Staying flexible, listening to customer feedback, and being open to pivoting when needed will help companies stay relevant, even when the market is unpredictable.
— As a marketing expert, what do you think is the most misunderstood aspect of Web3 in the public eye? How can people be better informed about its benefits and potential?
One of the most misunderstood aspects of Web3 is the idea that it’s just about cryptocurrencies or speculation. A lot of people still see it as a trend driven by quick profits, but Web3 is about much more than just digital assets.

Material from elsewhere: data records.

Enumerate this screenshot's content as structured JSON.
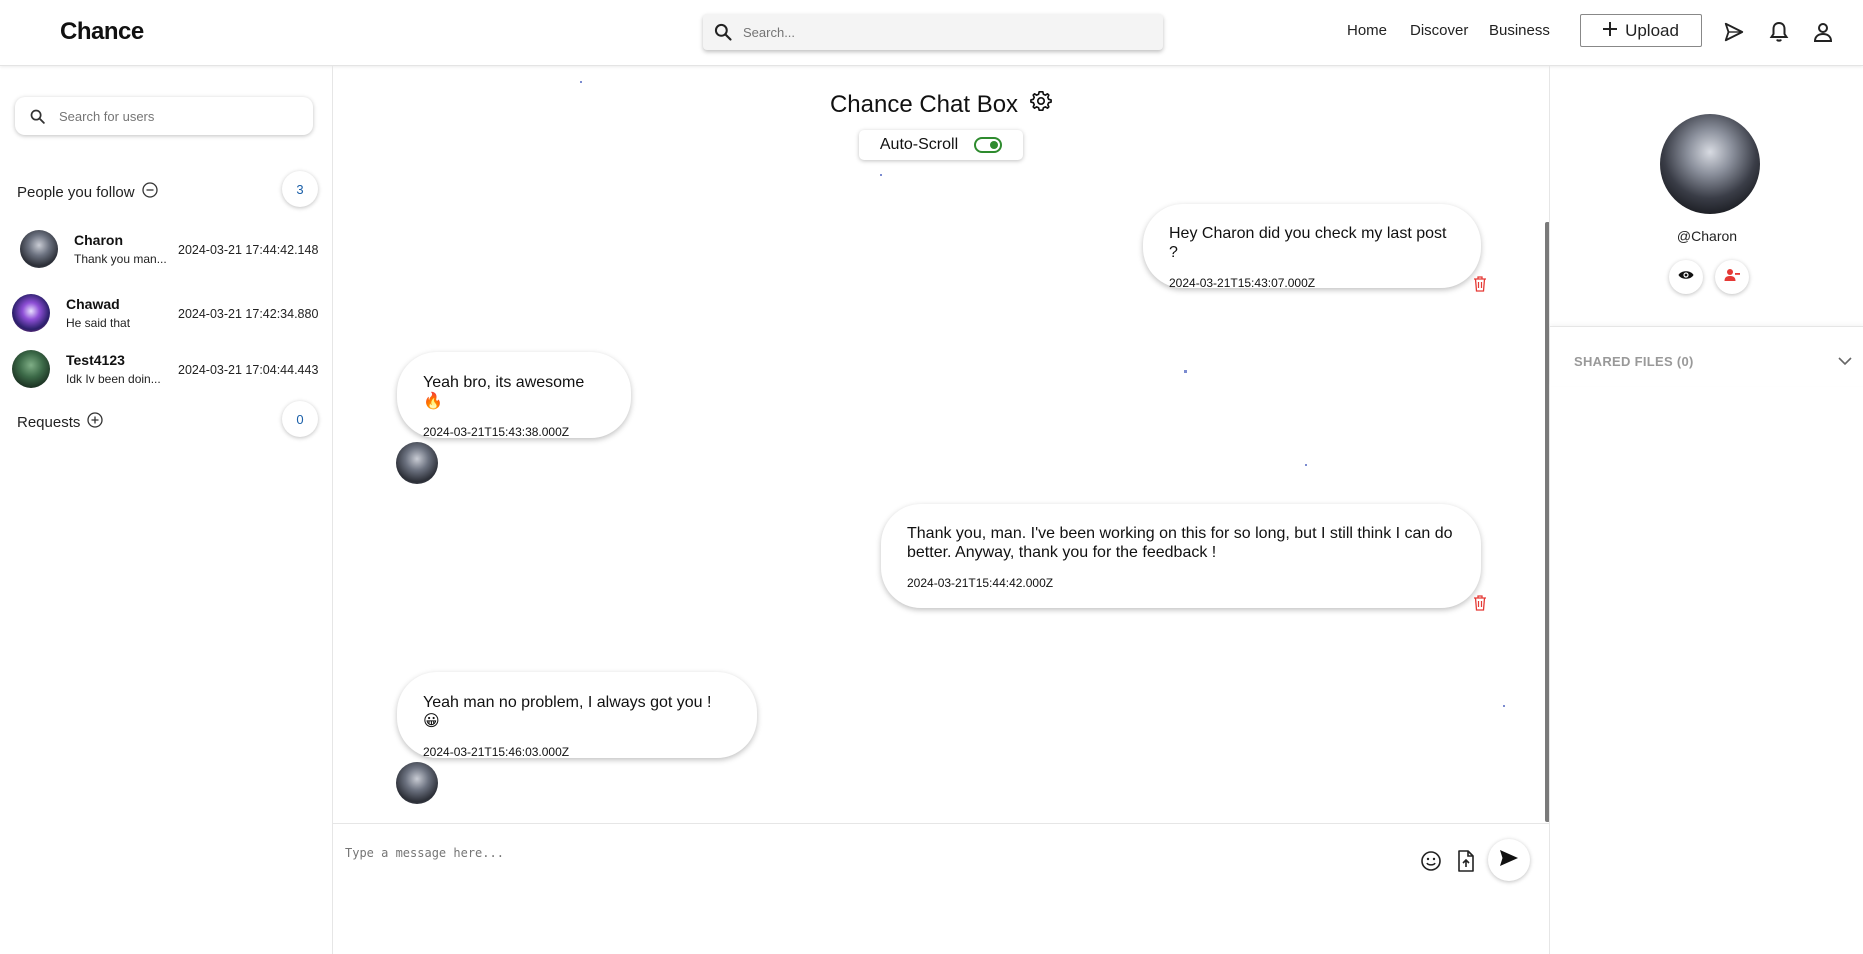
{
  "app": {
    "logo": "Chance"
  },
  "header": {
    "search_placeholder": "Search...",
    "nav": [
      "Home",
      "Discover",
      "Business"
    ],
    "upload_label": "Upload"
  },
  "sidebar": {
    "search_placeholder": "Search for users",
    "following_label": "People you follow",
    "following_count": "3",
    "requests_label": "Requests",
    "requests_count": "0",
    "contacts": [
      {
        "name": "Charon",
        "last_message": "Thank you man...",
        "time": "2024-03-21 17:44:42.148"
      },
      {
        "name": "Chawad",
        "last_message": "He said that",
        "time": "2024-03-21 17:42:34.880"
      },
      {
        "name": "Test4123",
        "last_message": "Idk Iv been doin...",
        "time": "2024-03-21 17:04:44.443"
      }
    ]
  },
  "chat": {
    "title": "Chance Chat Box",
    "autoscroll_label": "Auto-Scroll",
    "autoscroll_on": true,
    "messages": [
      {
        "from": "me",
        "text": "Hey Charon did you check my last post ?",
        "timestamp": "2024-03-21T15:43:07.000Z"
      },
      {
        "from": "Charon",
        "text": "Yeah bro, its awesome 🔥",
        "timestamp": "2024-03-21T15:43:38.000Z"
      },
      {
        "from": "me",
        "text": "Thank you, man. I've been working on this for so long, but I still think I can do better. Anyway, thank you for the feedback !",
        "timestamp": "2024-03-21T15:44:42.000Z"
      },
      {
        "from": "Charon",
        "text": "Yeah man no problem, I always got you ! 😀",
        "timestamp": "2024-03-21T15:46:03.000Z"
      }
    ],
    "composer_placeholder": "Type a message here..."
  },
  "profile": {
    "handle": "@Charon",
    "shared_files_label": "SHARED FILES (0)"
  },
  "colors": {
    "accent_blue": "#1a5fa8",
    "toggle_green": "#2e8b2e",
    "delete_red": "#e53935"
  }
}
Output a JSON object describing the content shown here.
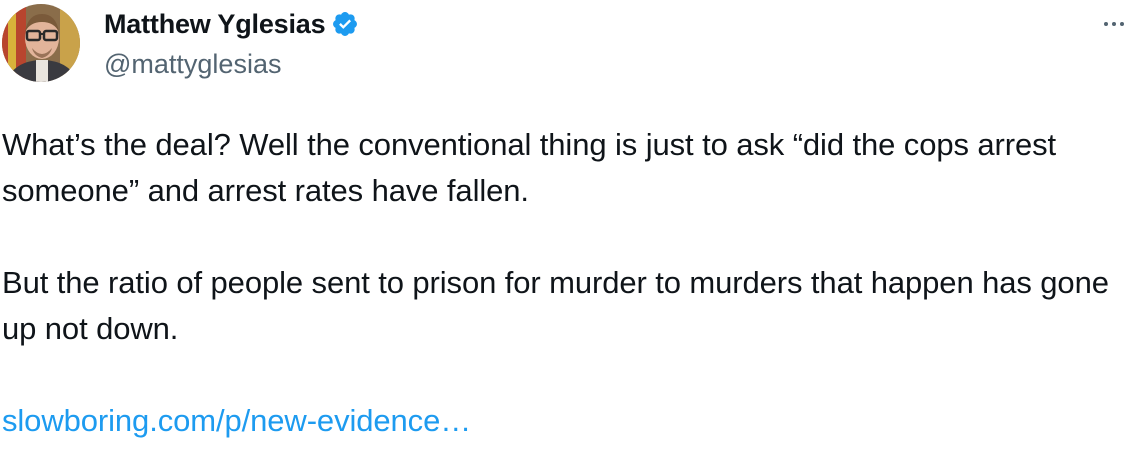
{
  "author": {
    "display_name": "Matthew Yglesias",
    "handle": "@mattyglesias",
    "verified": true,
    "verified_icon": "verified-badge-icon",
    "verified_color": "#1d9bf0"
  },
  "menu": {
    "icon": "more-options-icon"
  },
  "tweet": {
    "paragraph_1": "What’s the deal? Well the conventional thing is just to ask “did the cops arrest someone” and arrest rates have fallen.",
    "paragraph_2": "But the ratio of people sent to prison for murder to murders that happen has gone up not down.",
    "link_text": "slowboring.com/p/new-evidence…",
    "link_color": "#1d9bf0"
  }
}
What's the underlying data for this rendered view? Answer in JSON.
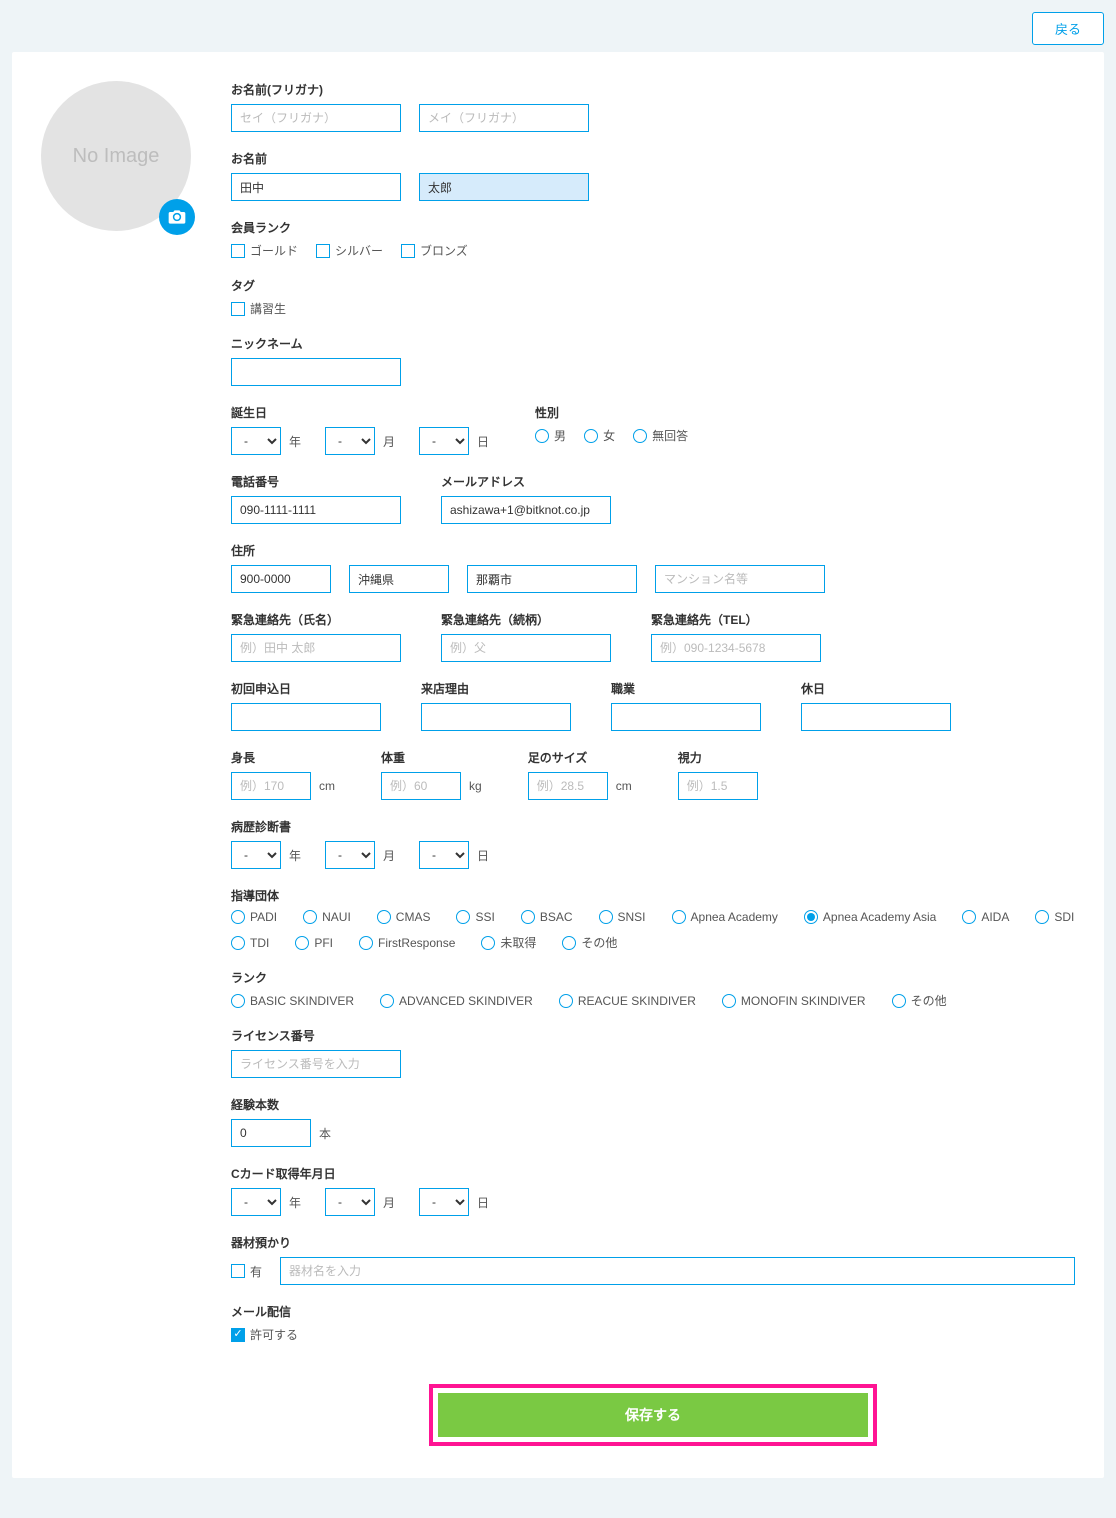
{
  "header": {
    "back": "戻る"
  },
  "avatar": {
    "placeholder": "No Image"
  },
  "furigana": {
    "label": "お名前(フリガナ)",
    "sei_ph": "セイ（フリガナ）",
    "mei_ph": "メイ（フリガナ）"
  },
  "name": {
    "label": "お名前",
    "sei": "田中",
    "mei": "太郎"
  },
  "rank": {
    "label": "会員ランク",
    "opts": [
      "ゴールド",
      "シルバー",
      "ブロンズ"
    ]
  },
  "tag": {
    "label": "タグ",
    "opts": [
      "講習生"
    ]
  },
  "nickname": {
    "label": "ニックネーム"
  },
  "birth": {
    "label": "誕生日",
    "year": "年",
    "month": "月",
    "day": "日",
    "dash": "-"
  },
  "gender": {
    "label": "性別",
    "opts": [
      "男",
      "女",
      "無回答"
    ]
  },
  "phone": {
    "label": "電話番号",
    "value": "090-1111-1111"
  },
  "email": {
    "label": "メールアドレス",
    "value": "ashizawa+1@bitknot.co.jp"
  },
  "address": {
    "label": "住所",
    "zip": "900-0000",
    "pref": "沖縄県",
    "city": "那覇市",
    "bldg_ph": "マンション名等"
  },
  "emerg": {
    "name_label": "緊急連絡先（氏名）",
    "name_ph": "例）田中 太郎",
    "rel_label": "緊急連絡先（続柄）",
    "rel_ph": "例）父",
    "tel_label": "緊急連絡先（TEL）",
    "tel_ph": "例）090-1234-5678"
  },
  "first": {
    "label": "初回申込日"
  },
  "reason": {
    "label": "来店理由"
  },
  "job": {
    "label": "職業"
  },
  "holiday": {
    "label": "休日"
  },
  "body": {
    "height_label": "身長",
    "height_ph": "例）170",
    "height_unit": "cm",
    "weight_label": "体重",
    "weight_ph": "例）60",
    "weight_unit": "kg",
    "foot_label": "足のサイズ",
    "foot_ph": "例）28.5",
    "foot_unit": "cm",
    "eye_label": "視力",
    "eye_ph": "例）1.5"
  },
  "medical": {
    "label": "病歴診断書",
    "year": "年",
    "month": "月",
    "day": "日",
    "dash": "-"
  },
  "org": {
    "label": "指導団体",
    "opts": [
      "PADI",
      "NAUI",
      "CMAS",
      "SSI",
      "BSAC",
      "SNSI",
      "Apnea Academy",
      "Apnea Academy Asia",
      "AIDA",
      "SDI",
      "TDI",
      "PFI",
      "FirstResponse",
      "未取得",
      "その他"
    ],
    "selected": "Apnea Academy Asia"
  },
  "level": {
    "label": "ランク",
    "opts": [
      "BASIC SKINDIVER",
      "ADVANCED SKINDIVER",
      "REACUE SKINDIVER",
      "MONOFIN SKINDIVER",
      "その他"
    ]
  },
  "license": {
    "label": "ライセンス番号",
    "ph": "ライセンス番号を入力"
  },
  "exp": {
    "label": "経験本数",
    "value": "0",
    "unit": "本"
  },
  "ccard": {
    "label": "Cカード取得年月日",
    "year": "年",
    "month": "月",
    "day": "日",
    "dash": "-"
  },
  "equip": {
    "label": "器材預かり",
    "check": "有",
    "ph": "器材名を入力"
  },
  "mail": {
    "label": "メール配信",
    "check": "許可する"
  },
  "save": {
    "label": "保存する"
  }
}
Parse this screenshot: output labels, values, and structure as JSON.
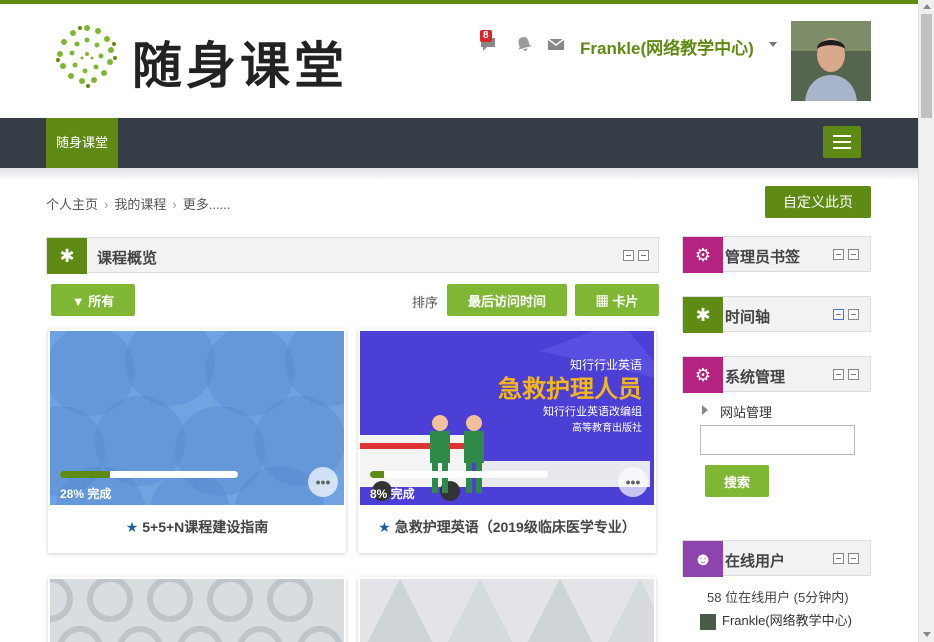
{
  "header": {
    "logo_text": "随身课堂",
    "message_badge": "8",
    "user_name": "Frankle(网络教学中心)"
  },
  "navbar": {
    "brand": "随身课堂"
  },
  "breadcrumb": [
    "个人主页",
    "我的课程",
    "更多......"
  ],
  "customize_button": "自定义此页",
  "course_overview": {
    "title": "课程概览",
    "filter_label": "所有",
    "sort_label": "排序",
    "sort_button": "最后访问时间",
    "view_button": "卡片",
    "courses": [
      {
        "title": "5+5+N课程建设指南",
        "progress": 28,
        "progress_text": "28% 完成"
      },
      {
        "title": "急救护理英语（2019级临床医学专业）",
        "progress": 8,
        "progress_text": "8% 完成",
        "banner_line1": "知行行业英语",
        "banner_title": "急救护理人员",
        "banner_line2": "知行行业英语改编组",
        "banner_line3": "高等教育出版社"
      }
    ]
  },
  "sidebar": {
    "admin_bookmarks": {
      "title": "管理员书签"
    },
    "timeline": {
      "title": "时间轴"
    },
    "site_admin": {
      "title": "系统管理",
      "link": "网站管理",
      "search_button": "搜索"
    },
    "online_users": {
      "title": "在线用户",
      "count_text": "58 位在线用户 (5分钟内)",
      "user": "Frankle(网络教学中心)"
    }
  },
  "colors": {
    "brand_green": "#5f8a14",
    "light_green": "#7fb734",
    "nav_dark": "#373d47",
    "magenta": "#b5227f",
    "purple": "#8e44ad"
  }
}
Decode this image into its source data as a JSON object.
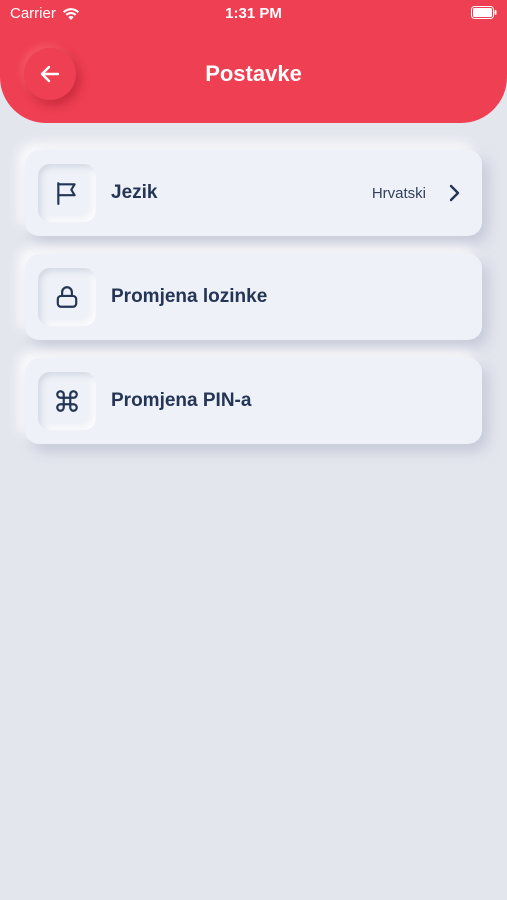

It’s about creating a more decentralized, open internet where users have control over their data, identity, and transactions. The real potential of Web3 is in things like decentralized finance (DeFi), smart contracts, and digital ownership that go way beyond buying and trading tokens.
To help people understand its benefits, I think it’s important to focus on education. Breaking down complex concepts into simple, relatable terms—like showing how blockchain can improve security, transparency, and efficiency in everyday applications—could go a long way.
Plus, highlighting real-world use cases where Web3 is already making a positive impact, like in supply chain tracking or empowering creators with NFTs, can help people see its true potential. We need to show that Web3 isn’t just a buzzword, but a new way to rethink the internet and how we interact online.
— Finally, if you could give one piece of advice to those entering crypto for the first time, what would it be?
If there’s one piece of advice I’d give to anyone just starting in crypto, it’s this: don’t rush—learn first, invest later. The space can be super exciting, but also overwhelming. There’s a lot of hype, and it’s easy to feel like you’re missing out. But jumping in without understanding the basics is one of the quickest ways to make mistakes.
Take the time to understand what crypto is all about—how blockchain works, what different tokens are used for, and how to spot a legit project from a risky one. Follow trusted sources, ask questions, and don’t be afraid to start small.
Most of all, remember that crypto isn’t a shortcut to getting rich overnight—it’s a long-term game that rewards patience, curiosity, and smart decision-making. Treat it like you’re investing in your future knowledge as much as your money.